Back9Network
- Country: United States
- Headquarters: Hartford, Connecticut

Programming
- Language: English
- Picture format: 480i (SDTV)

History
- Launched: 2010–2011 (channel) 2012–2015 (website)

= Back9Network =

Golf media company (2010–2015)

Back9Network was a 24/7 golf lifestyle cable television network and media company based in Hartford, Connecticut, United States. It billed itself as an alternative to traditional media's focus on professional golf tournament coverage. Back9Network.com, the online clubhouse for Back9Network, delivered editorial and original content on golf lifestyle. The linear television channel broadcast for six months on DirecTV before closing due to undercapitalization. The company declared bankruptcy in 2015, with the original owners later launching a golf app for cellphones.

== History ==
Back9Network was founded in 2010, first launched online in April 2012, and re-launched its website in January 2013. The network raised private equity from a number of shareholders and received a $5 million loan from the state of Connecticut (which closed in March 2013). In September 2014, Back9Network launched on DirecTV in 20 million TV households. Ahmad Rashad was among Back9's most prominent names.

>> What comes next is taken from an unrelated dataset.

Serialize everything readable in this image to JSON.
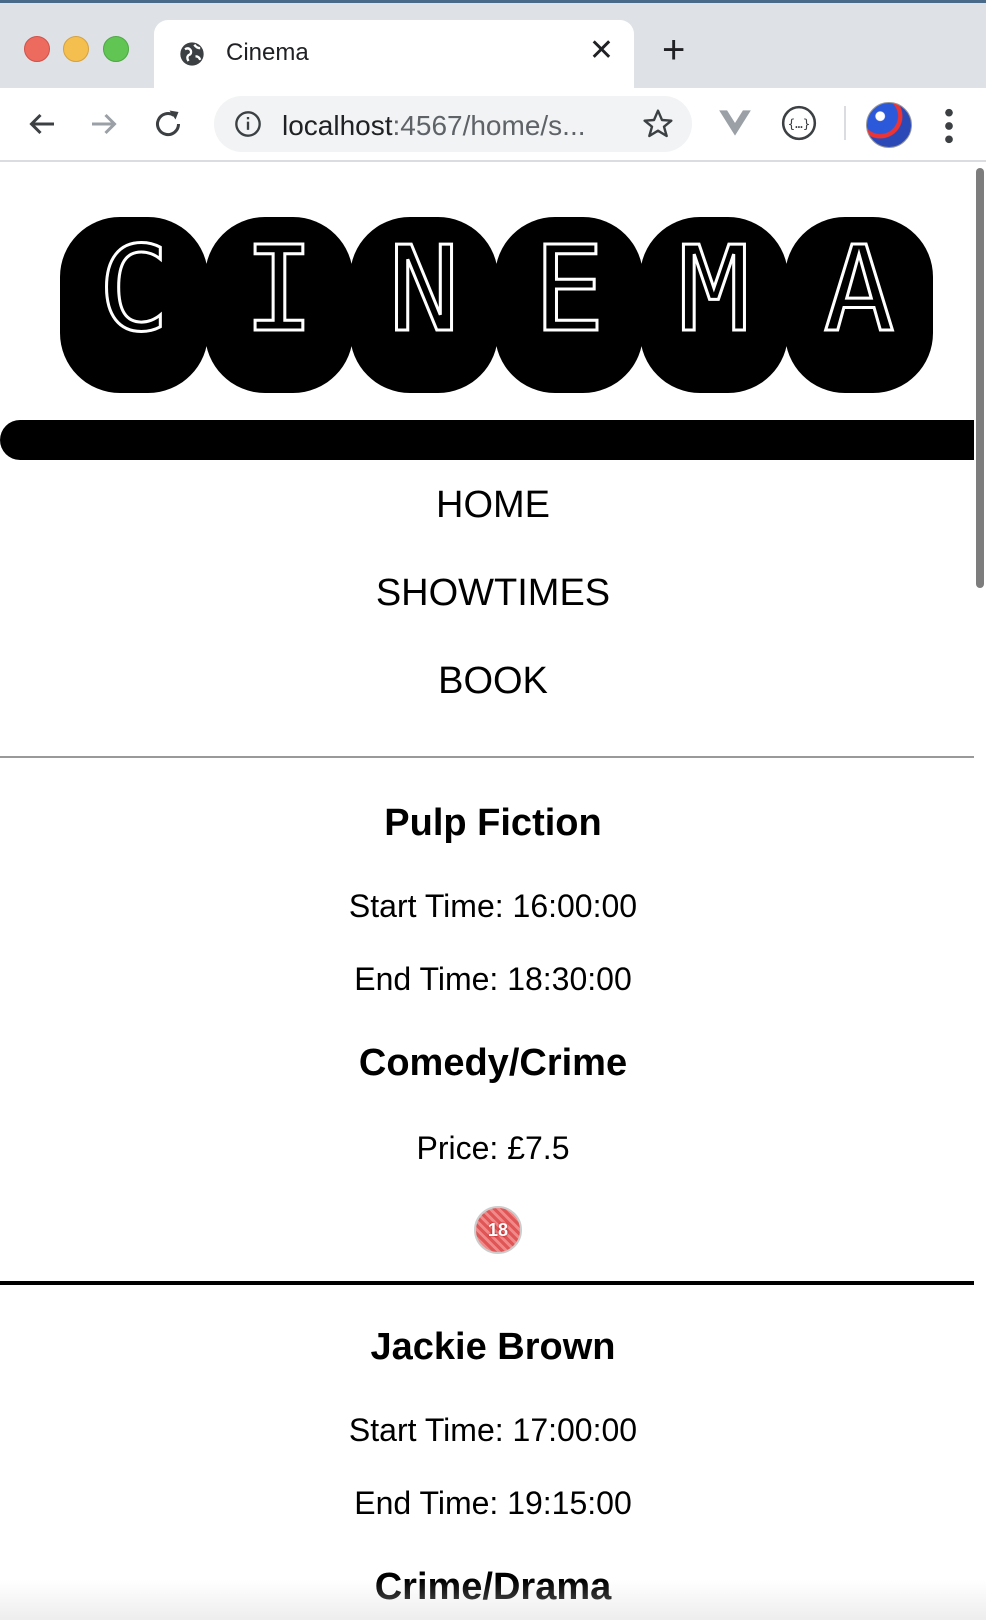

On February 23, 2015, the channel suspended operations due to a lack of funding, owing $5 million to the state of Connecticut as well as millions more to other creditors. It had gone through $40 million in capital, and 85 jobs were lost in two rounds of layoffs. In December 2015, the company filed for bankruptcy under Chapter 11 and exited bankruptcy in July 2016 as new operation – a golf app named Swing by Swing.